Is sex a human right? Ummm, yes … no … maybe … it depends on what you mean by sex really
— The Conversation
Posted on December 1, 2011
The upcoming SBS documentary Scarlet Road follows sex worker Rachel Wotton and her relationships with her disabled clients.
theconversation.edu.au
Health care, fair trials and education are things we readily accept as human rights.
Unlike fresh air and food, we can actually live without school or a due process trial for a whole lot longer than without water, but of course, nobody is willing to give these things up. These aren’t rights as essential as peaceful protesting and voting and living without enslavement.
Sex should be included on this list. It is every bit as important as the right to practice one’s chosen religion or to not be discriminated against. It should be included on this list because, like religion, nobody should be forced to participate, but similarly, nobody should be denied access either.
Such a suggestion is of course, highly controversial as the new SBS documentary Scarlet Road testifies.
Thinking of sex as a human right, of touch, of pleasure, of orgasm as a human right and our concept of rights get blurry; our passion and advocacy for rights becomes much less fervent when we need to initiate dialogue about arousal and pleasure and satisfaction.
Sex might be nice, it might even be wonderful, but survival is possible without it, wants aren’t the same as needs and social mores dictate that right-status is rarely granted to something with so many caveats attached.
Ours is not a culture where sex can be had with whomever we please whenever want, and thus considering sex as a human right would be a complicated assertion.
I’m not going to place sex in the same category as food or water, obviously no one will die without it. But people won’t die without property rights or breached privacy either, and we still consider these as fundamental.
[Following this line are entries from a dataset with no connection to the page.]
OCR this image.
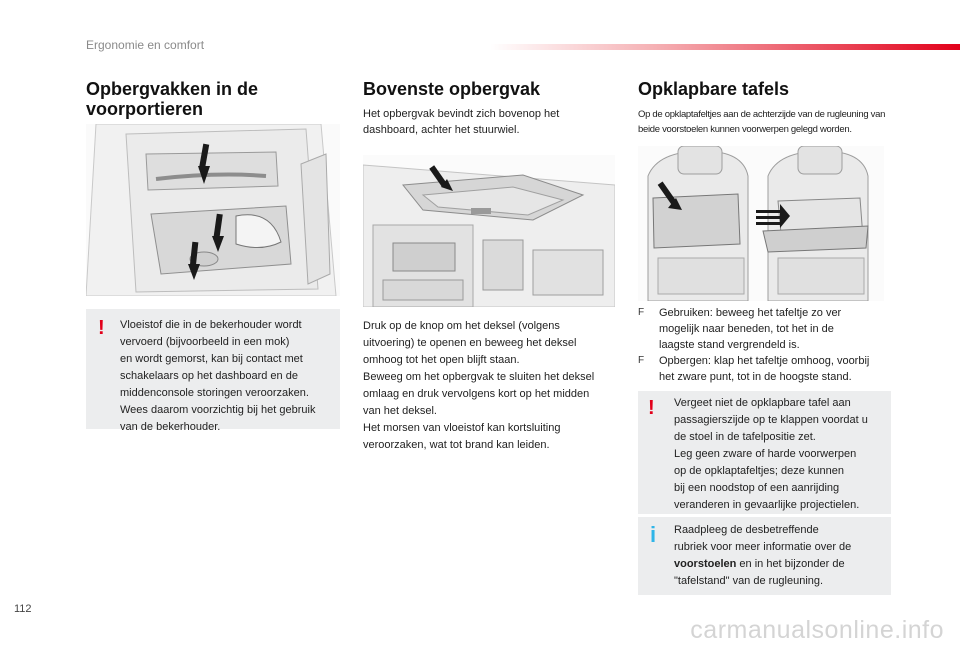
Ergonomie en comfort
Opbergvakken in de
voorportieren
! Vloeistof die in de bekerhouder wordt
vervoerd (bijvoorbeeld in een mok)
en wordt gemorst, kan bij contact met
schakelaars op het dashboard en de
middenconsole storingen veroorzaken.
Wees daarom voorzichtig bij het gebruik
van de bekerhouder.
Bovenste opbergvak
Het opbergvak bevindt zich bovenop het
dashboard, achter het stuurwiel.
Druk op de knop om het deksel (volgens
uitvoering) te openen en beweeg het deksel
omhoog tot het open blijft staan.
Beweeg om het opbergvak te sluiten het deksel
omlaag en druk vervolgens kort op het midden
van het deksel.
Het morsen van vloeistof kan kortsluiting
veroorzaken, wat tot brand kan leiden.
Opklapbare tafels
Op de opklaptafeltjes aan de achterzijde van de rugleuning van
beide voorstoelen kunnen voorwerpen gelegd worden.
F Gebruiken: beweeg het tafeltje zo ver
mogelijk naar beneden, tot het in de
laagste stand vergrendeld is.
F Opbergen: klap het tafeltje omhoog, voorbij
het zware punt, tot in de hoogste stand.
! Vergeet niet de opklapbare tafel aan
passagierszijde op te klappen voordat u
de stoel in de tafelpositie zet.
Leg geen zware of harde voorwerpen
op de opklaptafeltjes; deze kunnen
bij een noodstop of een aanrijding
veranderen in gevaarlijke projectielen.
i Raadpleeg de desbetreffende
rubriek voor meer informatie over de
voorstoelen en in het bijzonder de
"tafelstand" van de rugleuning.
112
carmanualsonline.info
I am instead, going to contend that for many people a quality life necessitates sexual contact and that just as access to public transport for the disabled, or postal services for the geographically isolated are crucial in a civilised, compassionate society, that access to sex needs to be considered just as important as other rights. I’m similarly going to argue that feeling uncomfortable talking about a topic is never reason enough to shelve it.
Before defending sex work services for the disabled, for the elderly, for the lonely, the kinky and the just plain horny, I will acknowledge that considering sex as a right raises some very obvious concerns related to consent and sex provision; concerns which I will of course, repudiate, but which need tabling nevertheless.
Considering sex as a human right, potentially offers justification for rape: it could be contended, for example, that a man was simply partaking of his marital rights; that a woman was just exercising her right to orgasm. The exercising of such rights, potentially opens up a Pandora’s box of legal defenses: rampant horniness suddenly sounds legitimate rather than tabloid laughable.
Similarly, to contend that a person has a right to sexual conduct implies that for those not in a relationship or without ready access to a willing partner, that a partner must be supplied; that people need to be provided to service this right.
These are both valid concerns, but concerns which are easily mitigated by that fabulous liberal dictum of choice. Sex may be a right, but like free speech, it cannot be exercised at the expense of others: you cannot force people to listen to your ramblings and you can’t force another person to have sex with you.
Similarly, while considering sex as a right provides justification for the sex industry, nobody should be forced to work in it; those who choose to need to be financially compensated – as in any other service industry – and those who don’t need to be offered protection.
Our culture readily accepts the outsourcing of all kinds of domestic services. We happily have our dogs walked, our lawns mowed, or shirts laundered all by people we don’t have breakfast with nor buy a card for on Valentine’s Day; our busy lives are readily propped up by the physical labour of others.
Sex has to be thought of in this way. No, maybe it’s not a romantic assertion, and perhaps not a politically correct one either, but pretending that sex is always about lovemaking and declarations of devotion is a naïve and discriminatory contention.